Несмотря ни на что, он почувствовал облегчение, когда лагерь наконец остался, позади. Воздух становился все чище. Высокое синее небо стояло над ними, вдали возвышались холмы. Граф Худениц снова спросил, до чего они договорились и стоит ли рассчитывать на возвращение в Прагу, но, когда король промолчал, он оставил его в покое.
Король закашлялся. Он уже не был уверен, произошло ли все это на самом деле или померещилось: этот толстяк с мясистыми руками, ужасные вещи, которые он говорил, предложение, которое ему всей душой хотелось принять, но от которого пришлось отказаться. Почему, спросил он себя, почему он, собственно, отказался? Забыл. Причины, только что еще такие веские, растворились в тумане. Он даже видел этот туман, синеющий в воздухе и размывающий холмы.
Рядом рассказывал о своей жизни шут, но королю вдруг показалось, будто речь шута звучит внутри него, будто шут не едет рядом, а стал лихорадочным голосом в голове, частью его самого, о существовании которой ему не хотелось знать. Он закрыл глаза.
Шут говорил, как он сбежал с сестрой: ее отца сожгли за колдовство, а ее мать отправилась с рыцарем на восток, в Иерусалим, а может быть, в далекую Персию, кто знает.
— Да она же тебе не сестра вовсе, — услышал король голос повара.

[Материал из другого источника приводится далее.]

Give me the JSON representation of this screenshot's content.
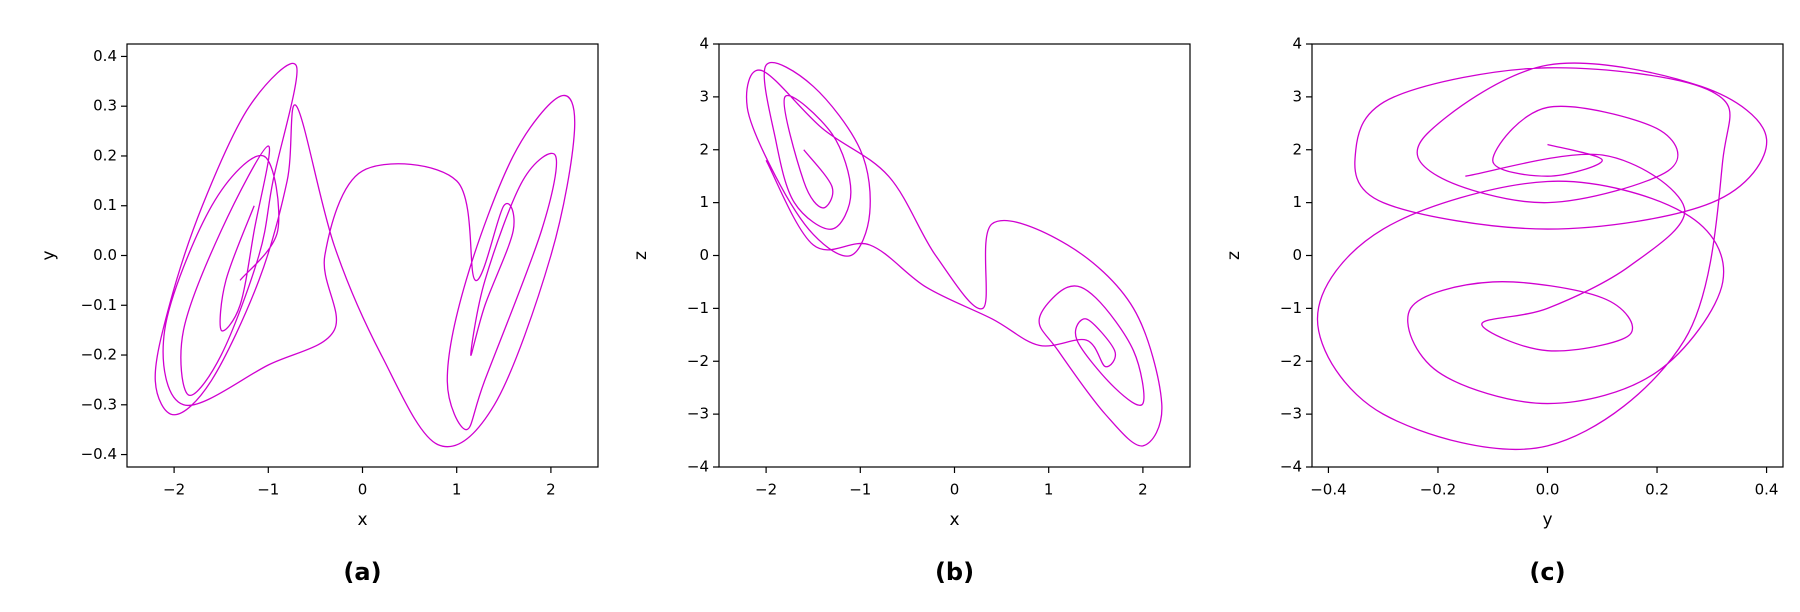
{
  "chart_data": [
    {
      "type": "line",
      "label": "(a)",
      "xlabel": "x",
      "ylabel": "y",
      "color": "#d000d0",
      "xlim": [
        -2.5,
        2.5
      ],
      "ylim": [
        -0.425,
        0.425
      ],
      "xticks": [
        {
          "value": -2,
          "label": "−2"
        },
        {
          "value": -1,
          "label": "−1"
        },
        0,
        1,
        2
      ],
      "yticks": [
        {
          "value": -0.4,
          "label": "−0.4"
        },
        {
          "value": -0.3,
          "label": "−0.3"
        },
        {
          "value": -0.2,
          "label": "−0.2"
        },
        {
          "value": -0.1,
          "label": "−0.1"
        },
        {
          "value": 0,
          "label": "0.0"
        },
        0.1,
        0.2,
        0.3,
        0.4
      ],
      "x": [
        -1.15,
        -1.45,
        -1.5,
        -1.3,
        -1.15,
        -1.0,
        -1.5,
        -1.9,
        -1.85,
        -1.5,
        -1.1,
        -0.95,
        -0.7,
        -1.2,
        -1.7,
        -2.05,
        -2.2,
        -2.0,
        -1.6,
        -1.1,
        -0.8,
        -0.7,
        -0.3,
        0.2,
        0.8,
        1.4,
        2.0,
        2.25,
        2.1,
        1.6,
        1.1,
        0.9,
        1.1,
        1.3,
        1.9,
        2.05,
        1.7,
        1.3,
        1.15,
        1.3,
        1.6,
        1.5,
        1.2,
        1.0,
        0.0,
        -0.4,
        -0.3,
        -1.0,
        -1.9,
        -2.1,
        -1.6,
        -1.05,
        -0.9,
        -1.3
      ],
      "values": [
        0.1,
        -0.05,
        -0.15,
        -0.1,
        0.05,
        0.22,
        0.05,
        -0.15,
        -0.28,
        -0.2,
        0.0,
        0.15,
        0.38,
        0.3,
        0.1,
        -0.1,
        -0.25,
        -0.32,
        -0.25,
        -0.05,
        0.15,
        0.3,
        0.02,
        -0.2,
        -0.38,
        -0.3,
        0.0,
        0.25,
        0.32,
        0.2,
        -0.05,
        -0.25,
        -0.35,
        -0.25,
        0.05,
        0.2,
        0.15,
        -0.05,
        -0.2,
        -0.1,
        0.05,
        0.1,
        -0.05,
        0.15,
        0.17,
        0.0,
        -0.15,
        -0.22,
        -0.3,
        -0.15,
        0.1,
        0.2,
        0.05,
        -0.05
      ]
    },
    {
      "type": "line",
      "label": "(b)",
      "xlabel": "x",
      "ylabel": "z",
      "color": "#d000d0",
      "xlim": [
        -2.5,
        2.5
      ],
      "ylim": [
        -4,
        4
      ],
      "xticks": [
        {
          "value": -2,
          "label": "−2"
        },
        {
          "value": -1,
          "label": "−1"
        },
        0,
        1,
        2
      ],
      "yticks": [
        {
          "value": -4,
          "label": "−4"
        },
        {
          "value": -3,
          "label": "−3"
        },
        {
          "value": -2,
          "label": "−2"
        },
        {
          "value": -1,
          "label": "−1"
        },
        0,
        1,
        2,
        3,
        4
      ],
      "x": [
        -1.6,
        -1.3,
        -1.4,
        -1.6,
        -1.8,
        -1.3,
        -1.1,
        -1.3,
        -1.7,
        -1.9,
        -2.0,
        -1.5,
        -1.0,
        -0.9,
        -1.1,
        -1.5,
        -1.9,
        -2.2,
        -2.05,
        -1.4,
        -0.7,
        -0.2,
        0.3,
        0.4,
        1.2,
        1.9,
        2.2,
        2.0,
        1.6,
        1.1,
        0.9,
        1.2,
        1.5,
        1.9,
        2.0,
        1.7,
        1.3,
        1.4,
        1.7,
        1.6,
        1.4,
        0.9,
        0.4,
        -0.3,
        -0.9,
        -1.5,
        -2.0
      ],
      "values": [
        2.0,
        1.3,
        0.9,
        1.4,
        3.0,
        2.3,
        1.2,
        0.5,
        1.0,
        2.2,
        3.6,
        3.2,
        2.0,
        0.8,
        0.0,
        0.4,
        1.5,
        2.8,
        3.5,
        2.4,
        1.5,
        0.0,
        -1.0,
        0.6,
        0.2,
        -1.0,
        -2.8,
        -3.6,
        -3.0,
        -1.8,
        -1.2,
        -0.6,
        -0.8,
        -1.8,
        -2.8,
        -2.5,
        -1.6,
        -1.2,
        -1.8,
        -2.1,
        -1.6,
        -1.7,
        -1.2,
        -0.6,
        0.2,
        0.2,
        1.8
      ]
    },
    {
      "type": "line",
      "label": "(c)",
      "xlabel": "y",
      "ylabel": "z",
      "color": "#d000d0",
      "xlim": [
        -0.43,
        0.43
      ],
      "ylim": [
        -4,
        4
      ],
      "xticks": [
        {
          "value": -0.4,
          "label": "−0.4"
        },
        {
          "value": -0.2,
          "label": "−0.2"
        },
        {
          "value": 0,
          "label": "0.0"
        },
        0.2,
        0.4
      ],
      "yticks": [
        {
          "value": -4,
          "label": "−4"
        },
        {
          "value": -3,
          "label": "−3"
        },
        {
          "value": -2,
          "label": "−2"
        },
        {
          "value": -1,
          "label": "−1"
        },
        0,
        1,
        2,
        3,
        4
      ],
      "x": [
        0.0,
        0.1,
        0.0,
        -0.1,
        0.0,
        0.2,
        0.22,
        0.0,
        -0.2,
        -0.22,
        0.0,
        0.28,
        0.4,
        0.3,
        0.0,
        -0.3,
        -0.35,
        -0.28,
        0.0,
        0.3,
        0.32,
        0.25,
        0.0,
        -0.3,
        -0.42,
        -0.3,
        0.0,
        0.25,
        0.32,
        0.2,
        0.0,
        -0.2,
        -0.25,
        -0.1,
        0.1,
        0.15,
        0.0,
        -0.12,
        0.0,
        0.15,
        0.25,
        0.1,
        -0.15
      ],
      "values": [
        2.1,
        1.8,
        1.5,
        1.8,
        2.8,
        2.4,
        1.6,
        1.0,
        1.5,
        2.3,
        3.6,
        3.2,
        2.2,
        1.0,
        0.5,
        1.0,
        2.0,
        3.0,
        3.55,
        3.1,
        1.8,
        -1.6,
        -3.6,
        -3.0,
        -1.2,
        0.5,
        1.4,
        0.8,
        -0.5,
        -2.2,
        -2.8,
        -2.2,
        -1.0,
        -0.5,
        -0.8,
        -1.5,
        -1.8,
        -1.3,
        -1.0,
        -0.2,
        0.9,
        1.9,
        1.5
      ]
    }
  ]
}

Они с сестрой, рассказывал шут, сперва странствовали с плохим певцом, который был к ним добр, а потом с артистом, у которого он научился всему, что знает, отличным выдумщиком, хорошим жонглером, актером получше многих, только вот человек он был дурной, до того скверный, что Неле считала его чертом. А потом они поняли, что всякий артист — частью черт, частью зверь, а частью безобидное существо. И тогда Пирмин, так его звали, стал им не нужен, и после очередной его жестокости Неле сварила ему грибной супчик, которого он никогда не забудет, вернее, сразу забыл, потому что от него помер; две пригоршни опят, мухомор и кусок черной поганки — вот и все. Хитрость в том, что нужен и мухомор, и поганка: любого из этих грибов было бы достаточно, но по отдельности они слишком горчат, он бы заметил. А если их вместе сварить, выходит вкусно, и пахнет тонко, сладковато, никто не заподозрит плохого.
— Вы его, значит, убили? — спросил один из солдат.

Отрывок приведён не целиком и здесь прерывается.